Can something as small as turning your socks the right way make a difference? Twigg thinks so. “Some of us would never have been best friends outside the sporting world,” she adds. “But creating a culture where you are all working towards one collective goal, and you do these small behaviours that generate respect between each other, is really powerful. And it can lead to huge knock-on effects on the field.”

Southgate did not come to these ideas cold. As early as 2014 he was behind the launch of “the England DNA”, a plan to establish a way of playing and create a history and heritage for the national team from junior to senior levels. His time as manager of England Under-21s also helped put his ideas of developing young players into practice.

Nearly a decade on he presides over an England setup that his players genuinely appear to enjoy. It is certainly a far cry from the “golden generation” of the early noughties, during which players from rival clubs such as David Beckham, Wayne Rooney, Steven Gerrard and John Terry often treated their England colleagues with suspicion, and underperformed as a result.

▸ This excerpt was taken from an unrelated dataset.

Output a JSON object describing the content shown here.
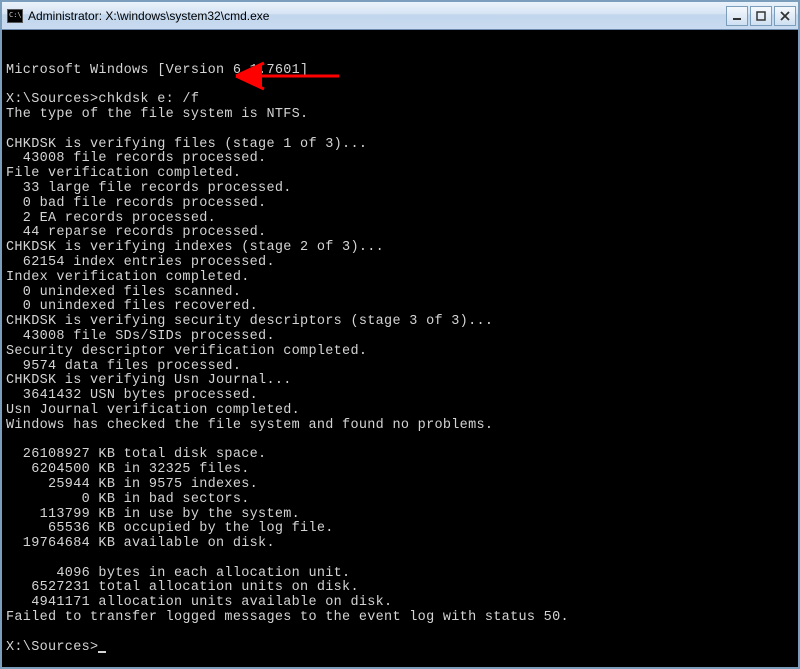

Of course winning matches has helped Southgate. But much of this change is down to leadership. It is noticeable that he doesn’t ask his players to do anything he wouldn’t do himself, and that he has never shied away from taking responsibility – whether over taking the knee, going to Qatar, or anything else.

You can smell the team spirit at England’s Al Wakrah training base. Now, as Saturday’s quarter-final against France looms, a nation hopes they can once again entertain us.